Hospital administrators would start caring about medically futile treatment if it meant they would have to absorb the cost.

Families could not insist on medically futile treatment unless they were willing to pay for it up front.

When the pt becomes cognitively impaired and unable to renew his advance directive, his last advanced directive will be considered as his current advanced directive.

This would enable correct use of medicare funds, allow physicians to practice medicine and allow a natural death according to the individuals wishes.

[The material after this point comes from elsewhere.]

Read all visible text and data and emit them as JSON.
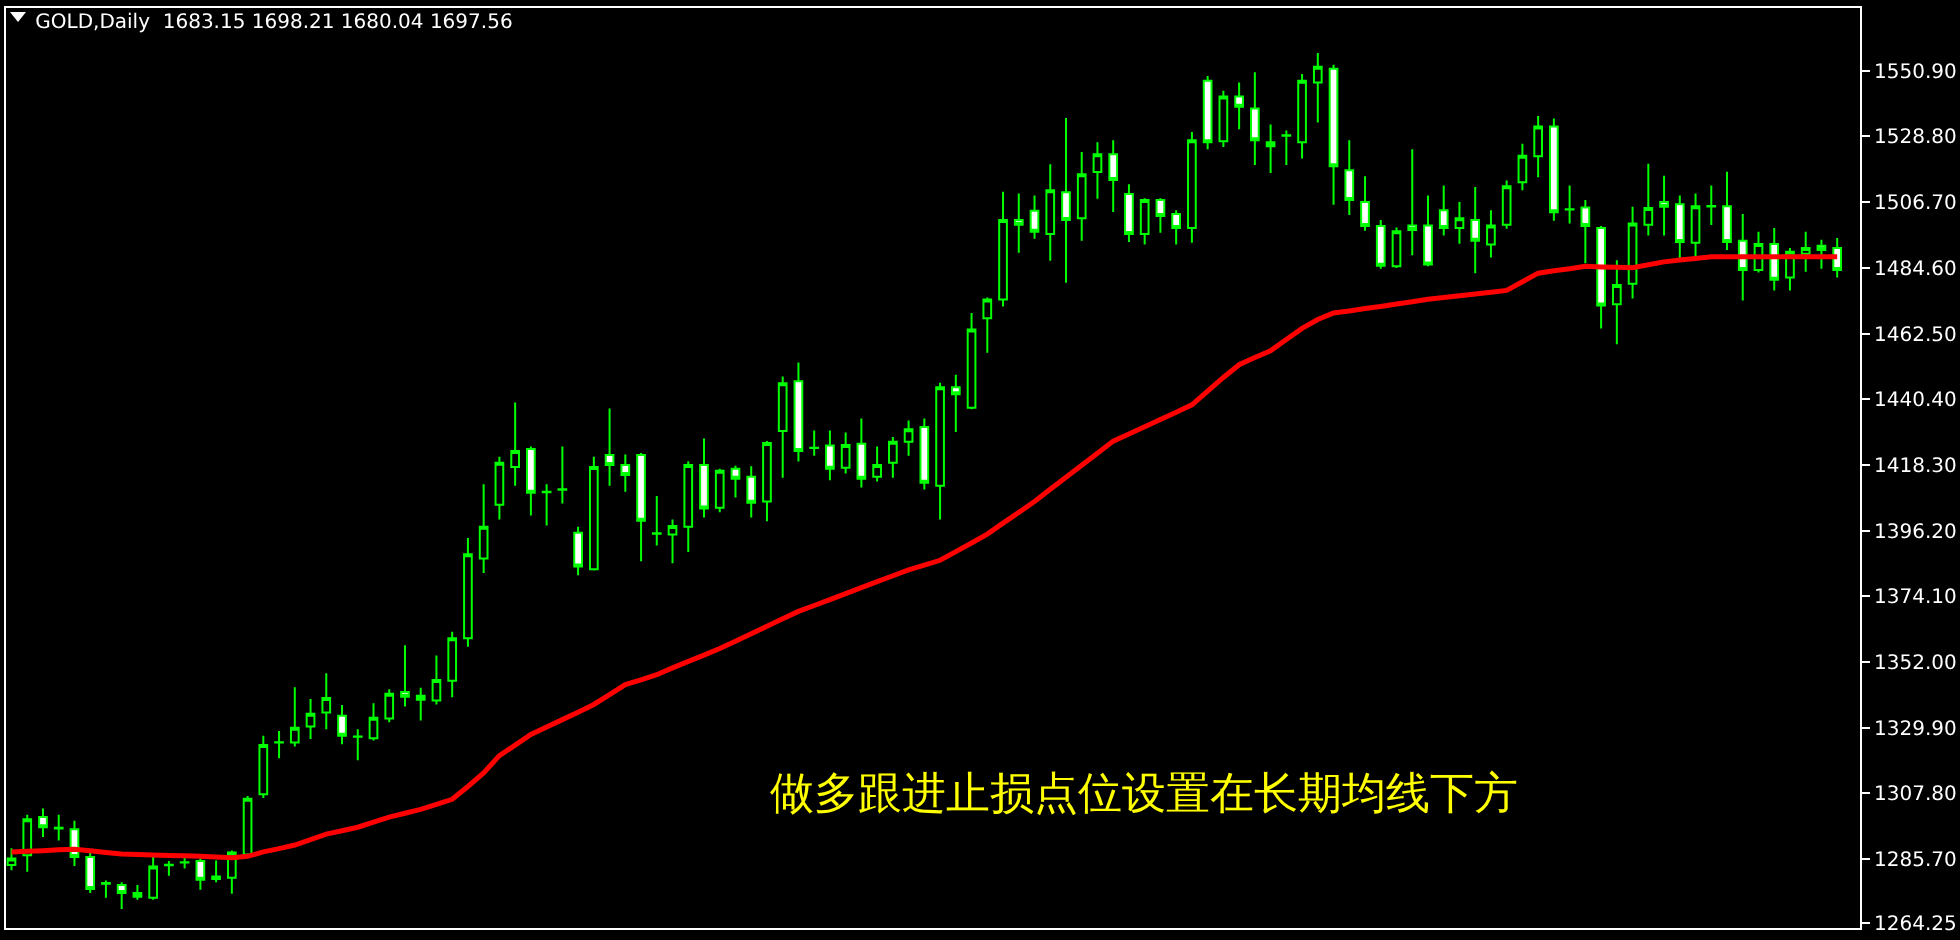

Pres. Obama has said many times that the majority of healthcare spending is in the last three weeks of life for ICU care.

It is unconscionable to trach a 90 year old who was trying to die of pneumonia or other natural causes and send him to an LTACH just because a relative said "do everything" and the MD is afraid of a lawsuit.

Notarized advanced directives would make family members requests irrelevant especially if they are linked to reimbursement.

Hospital administrators would start caring about medically futile treatment if it meant they would have to absorb the cost.

Families could not insist on medically futile treatment unless they were willing to pay for it up front.

YES!!!!!

You say it so much better than I ever could.

I do believe it comes down to money, harsh as it may sound, but if someone who has no chance of recovery decides they want to be a full code just a little longer so they can dance at someone's wedding (or whatever), would they still insist if they were the ones to pay?